Il lui observait que la meilleure preuve
du bonheur d’une nation, résultait du
nombre des célibataires ; que pour son
compte, il les estimait comme les symboles
de la prospérité et de la paix. Le pauvre
Hippy marchait en soupirant ; toute l’éloquence
de l’ennemi de la population s’évanouissait
devant le souvenir du bel enfant
que l’écuyer avait fait sauter sur ses
genoux.
— Je vois, disait sir Télégraph à sa tante, que toutes mes espérances touchent à leur terme. Forester est l’heureux mortel que préfère Anthélia, quoiqu’il ne s’en doute pas encore.
— Impossible, répondit sa tante, Anthélia peut être amusée de ses singularités ; mais rien de plus, croyez-m’en ; cet homme ne lui plaît pas ; ne savez-vous pas que je lui ai entendu dire l’autre jour, que rien n’était la propriété d’un seul ; mais une portion des propriétés générales. Quelqu’un a-t-il une pareille manière de penser, et peut-on réussir avec de tels sentimens.

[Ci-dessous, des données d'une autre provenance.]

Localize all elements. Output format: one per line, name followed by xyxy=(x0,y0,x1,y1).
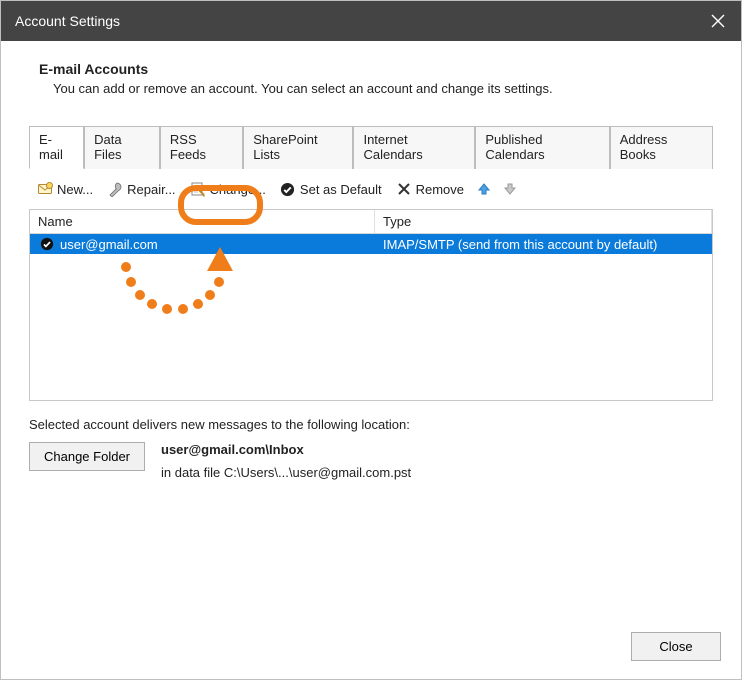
content-area: E-mail Accounts You can add or remove an… xyxy=(1,41,741,622)
new-button[interactable]: New... xyxy=(33,179,97,199)
change-icon xyxy=(190,181,206,197)
titlebar: Account Settings xyxy=(1,1,741,41)
repair-button-label: Repair... xyxy=(127,182,175,197)
column-header-name[interactable]: Name xyxy=(30,210,375,233)
column-header-type[interactable]: Type xyxy=(375,210,712,233)
new-button-label: New... xyxy=(57,182,93,197)
delivery-location: user@gmail.com\Inbox xyxy=(161,442,411,457)
move-up-button[interactable] xyxy=(474,179,494,199)
tab-rss-feeds[interactable]: RSS Feeds xyxy=(160,126,243,169)
tab-email[interactable]: E-mail xyxy=(29,126,84,169)
change-folder-button[interactable]: Change Folder xyxy=(29,442,145,471)
close-icon[interactable] xyxy=(709,12,727,30)
arrow-down-icon xyxy=(502,181,518,197)
delivery-section: Selected account delivers new messages t… xyxy=(29,417,713,480)
tab-data-files[interactable]: Data Files xyxy=(84,126,160,169)
remove-x-icon xyxy=(396,181,412,197)
account-name-cell: user@gmail.com xyxy=(30,236,375,253)
account-list: Name Type user@gmail.com IMAP/SMTP (send… xyxy=(29,209,713,401)
new-mail-icon xyxy=(37,181,53,197)
arrow-up-icon xyxy=(476,181,492,197)
delivery-label: Selected account delivers new messages t… xyxy=(29,417,713,432)
check-circle-icon xyxy=(280,181,296,197)
close-button[interactable]: Close xyxy=(631,632,721,661)
repair-button[interactable]: Repair... xyxy=(103,179,179,199)
account-type-cell: IMAP/SMTP (send from this account by def… xyxy=(375,236,712,253)
dialog-footer: Close xyxy=(1,622,741,679)
toolbar: New... Repair... Change... Set as Defaul… xyxy=(29,169,713,209)
account-type: IMAP/SMTP (send from this account by def… xyxy=(383,237,657,252)
check-circle-icon xyxy=(40,237,54,251)
section-title: E-mail Accounts xyxy=(39,61,713,77)
set-default-button[interactable]: Set as Default xyxy=(276,179,386,199)
tab-published-calendars[interactable]: Published Calendars xyxy=(475,126,609,169)
tab-bar: E-mail Data Files RSS Feeds SharePoint L… xyxy=(29,126,713,169)
delivery-data-file: in data file C:\Users\...\user@gmail.com… xyxy=(161,465,411,480)
change-button-label: Change... xyxy=(210,182,266,197)
window-title: Account Settings xyxy=(15,13,120,29)
account-name: user@gmail.com xyxy=(60,237,158,252)
repair-icon xyxy=(107,181,123,197)
tab-address-books[interactable]: Address Books xyxy=(610,126,713,169)
table-row[interactable]: user@gmail.com IMAP/SMTP (send from this… xyxy=(30,234,712,254)
move-down-button[interactable] xyxy=(500,179,520,199)
section-description: You can add or remove an account. You ca… xyxy=(53,81,713,96)
account-settings-window: Account Settings E-mail Accounts You can… xyxy=(0,0,742,680)
set-default-button-label: Set as Default xyxy=(300,182,382,197)
tab-sharepoint-lists[interactable]: SharePoint Lists xyxy=(243,126,353,169)
account-list-header: Name Type xyxy=(30,210,712,234)
delivery-details: user@gmail.com\Inbox in data file C:\Use… xyxy=(161,442,411,480)
change-button[interactable]: Change... xyxy=(186,179,270,199)
remove-button-label: Remove xyxy=(416,182,464,197)
tab-internet-calendars[interactable]: Internet Calendars xyxy=(353,126,475,169)
remove-button[interactable]: Remove xyxy=(392,179,468,199)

— Je puis vous assurer, répondit Télégraph, que la pratique, en lui, s’accorde avec la théorie.
— C’est monstrueux ! s’écria la dame, que dirait de lui notre révérend ami, le pauvre docteur Boski ? Ses principes ne peuvent être que ceux d’un fou et ne doivent plaire à personne.
— Votre remarque serait juste, dit Télégraph, si la dame était une autre qu’Anthélia.
— Eh bien ! reprit la tante ; il y a de jeunes femmes plus aimables en Scotland.
— C’est ce que je ne crois pas, dit le neveu.
— Vous vous vengerez de cette trahison.
— Que pourrais-je faire, que de me soumettre de bonne grâce à mon sort ; mais je n’aimerai jamais d’autre femme.
— Dans un an, vous tiendrez un autre langage, il n’y a pas de douleur que ne fasse oublier un tonneau de Madère.
— Vous trouverez, dit Forester à Anthélia, dans la peu le vallée où nous en irons, un genre de vie simple et qui approche, autant que possible, des idées et des habitudes des premiers cultivateurs, ou des pères de la république romaine. Vous vous rappellerez le repos de Fabricius ; la maison de Curius, ou la réponse de Regulus qui, sollicité de se mettre à la tête des armées, n’accepta pas, parce que l’homme qui le remplaçait dans la culture de son champ et de son jardin, était malade, qu’il ne pouvait laisser sa femme et ses enfans sans ressources. Le sénat trancha cette difficulté, en ordonnant qu’un homme payé par le trésor public, cultiverait le champ des consuls en leur absence. La pauvreté était alors aussi honorée qu’elle est méprisée maintenant, et l’on accordait aux habits et aux manières simples, le respect que nous ne payons aujourd’hui qu’au luxe et qu’aux richesses.
— Vous excitez fortement ma curiosité,
j’ai toujours regretté de ne pas voir se
réaliser, dans nos campagnes, les peintures
du Tasse.
— C’est l’orgueil des palais qui rougit de se voir entouré de simples demeures ; ce sont les grandes routes par lesquelles la corruption des villes est introduite dans les hameaux ; c’est enfin, le monopole odieux des propriétés trop étendues, qui ont diminué la race simple des cultivateurs et forcé les fils de la nature à se réfugier au sein des cités, à se livrer aux travaux des manufactures, et détérioré le caractère des habitans de la campagne ; mais ils ont toujours été la partie la moins susceptible de corruption, et ils réalisent cette fiction de Juvenal, lorsqu’il dit que : la justice chassée de la terre trouva un dernier asile chez les villageois.